Burada en önemli husus diğer sektörlerde istihdam imkânı meydana getirmek; başta sanayi tesisleri olmak üzere bazı küçük sanayi sektörlerinin kırsal alana kaydırılmasını özendirmek ve kırsal kalkınmayı teşvik etmektir.
*Hükümetin bu konuda çalışmaları ve projeleri var mı?
Hükümetin 3 aylık eylem planında “Medeni Kanunun miras hükümlerinde ve Toprak Koruma ve Arazi Kullanımı Kanununda belirlenen parsel büyüklüklerinin altında bölünmesini engelleyici düzenlemeleri içeren kanun değişikliği yapılacaktır” ifadesi yer almıştır. Aslında her iki konuyla ilgili kanun değişikliği 2001 ve 2005 yıllarında yapılmıştır. Buna göre, hak sahipliği sisteminin değiştirileceği ve tarımsal niteliği olan arazilerin miras yoluyla kardeşlere değil, sadece ailenin en büyük erkek evladına geçmesine izin verileceği ifade edilmiştir. Bu şekilde bir düzenlemenin ülkemiz şartlarında çok geçerli olduğunu düşünmüyoruz. Medeni Kanunun ilgili hükümlerinde (659 ve 661’inci maddeleri) işletmenin ehil olan mirasçıya özgülenmesi, (tahsisi) değerinde azalma olmayacaksa işletmenin bölünmesine imkân tanınması mümkün olabilmektedir.
Bize göre burada değişmesi gereken husus, değerinde azalma olmaması ifadesi yerine, optimum işletme büyüklüğünün esas alınması olmalıdır. Diğer taraftan uygulamanın gerçekleşmesi bakımından miras sahibi kardeşler için yeni bir kredi mekanizmasının oluşturulması yararlı olacaktır. Aslında Fransa da olduğu gibi, toprakların amaç dışı kullanımını engelleyen, ekonomik büyüklüğe sahip işletmeler oluşturan ve toplulaştırma çalışmalarında önemli rol oynayan “Safer”e benzer bir yapı, ülkemizde de hayata geçirilmelidir.
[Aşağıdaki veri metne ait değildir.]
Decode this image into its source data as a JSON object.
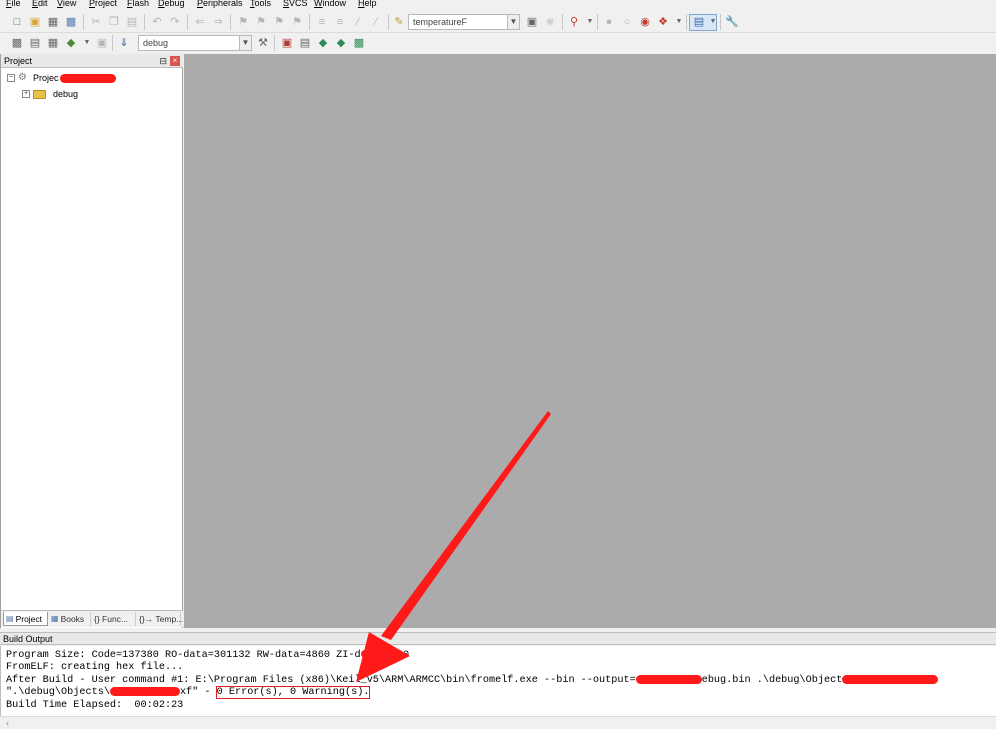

*Fransa’da uygulandığını ifade ettiğiniz bu “Safer” sistemi nedir?
Safer, Fransa’da arazi toplulaştırılması ve işletmelerin büyütülmesi çalışmalarında önemli rol oynamaktadır. Arazi satışları çiftçiler arasında ise Safer müdahale etmez. Ancak, tarım dışında herhangi bir kuruluşa arazi satışına kalkışıldığı zaman Safer müdahale eder ve araziyi çiftçiden alarak bir başka çiftçiye kira veya satışı gerçekleştirerek, toprağın amacına uygun kullanılmasını sağlamış olur. Hükümetin miras hukukunda yapacağı değişikliklerin ve arazi toplulaştırılması uygulamalarının gerçekleşmesi halinde tarımsal yapının iyileştirilmesi ve bu şekilde daha verimli bir tarımsal üretim imkânı ortaya çıkabilecektir. Bu açıdan Hükümetin Üç Aylık Eylem Planında belirtilen miras hükümlerinde değişiklik yapılması, arazi toplulaştırmasının hızlandırılması için ihtiyaç duyulan Arazi Toplulaştırma Tüzüğü’nün çıkarılması önemli konulardır.
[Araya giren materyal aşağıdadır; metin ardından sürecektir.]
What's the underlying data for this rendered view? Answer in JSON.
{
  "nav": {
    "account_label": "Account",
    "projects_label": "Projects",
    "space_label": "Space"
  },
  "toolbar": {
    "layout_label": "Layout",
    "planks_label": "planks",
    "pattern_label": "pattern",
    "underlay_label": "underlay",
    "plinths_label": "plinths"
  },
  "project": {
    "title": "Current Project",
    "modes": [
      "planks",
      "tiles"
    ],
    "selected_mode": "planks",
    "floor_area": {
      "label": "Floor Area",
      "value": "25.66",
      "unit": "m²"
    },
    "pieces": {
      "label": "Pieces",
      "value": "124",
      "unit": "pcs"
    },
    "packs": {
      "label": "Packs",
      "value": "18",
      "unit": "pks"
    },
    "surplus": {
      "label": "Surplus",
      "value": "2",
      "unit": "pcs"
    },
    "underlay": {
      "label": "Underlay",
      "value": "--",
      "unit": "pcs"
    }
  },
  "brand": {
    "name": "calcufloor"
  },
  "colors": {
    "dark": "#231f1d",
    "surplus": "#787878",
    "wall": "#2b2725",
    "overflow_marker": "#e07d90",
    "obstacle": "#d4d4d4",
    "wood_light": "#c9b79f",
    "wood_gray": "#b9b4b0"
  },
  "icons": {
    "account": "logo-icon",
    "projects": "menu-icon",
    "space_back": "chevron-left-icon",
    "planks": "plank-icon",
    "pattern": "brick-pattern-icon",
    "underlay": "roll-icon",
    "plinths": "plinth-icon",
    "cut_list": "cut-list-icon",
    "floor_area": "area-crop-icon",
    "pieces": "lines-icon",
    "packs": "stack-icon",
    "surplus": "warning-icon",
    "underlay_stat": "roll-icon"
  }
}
*Çiftçi örgütlerimizin siyasî yönetime etkisi nedir? Tarımı ilgilendiren konularda çıkarılan yasalarda belirleyici olabiliyor mu? Bu konuda yapılan lobi çalışmalarını yeterli buluyormusunuz?
Çiftçi örgütlerinin daha etkin, verimli çalışmaları ve hükümet politikalarına katkıda bulunmaları yine hükümetin ilgisine ve ortak çalışma isteğine bağlıdır. Hükümet Programında; “Demokrasimizin daha da kökleşmesi için, sivil toplumun etkili bir kamuoyu denetiminin gerekli görüldüğü; çoğulcu ve katılımcı demokratik siyasal sürecin sivil toplum örgütlerine daha fazla açılmasına ve siyasal karar alma süreçlerinde ilgili toplum kesimlerinin görüş ve önerilerini almaya devam edileceği; hükümet çalışmalarının başta muhalefet partileri olmak üzere, sivil toplum kuruluşları ve ilgili tüm taraflarla diyalog ve işbirliği içinde şeffaf biçimde yürütüleceği taahhütlerine yer verilmiştir. Önümüzdeki dönemde, Birliğimizle Tarım ve Köyişleri Bakanlığı ve hükümetimizle ilişkilerimizin programda yer alan bu ilke ve hedefler çerçevesinde yürütülmesi ve geliştirilmesi en önemli temennilerimiz arasındadır.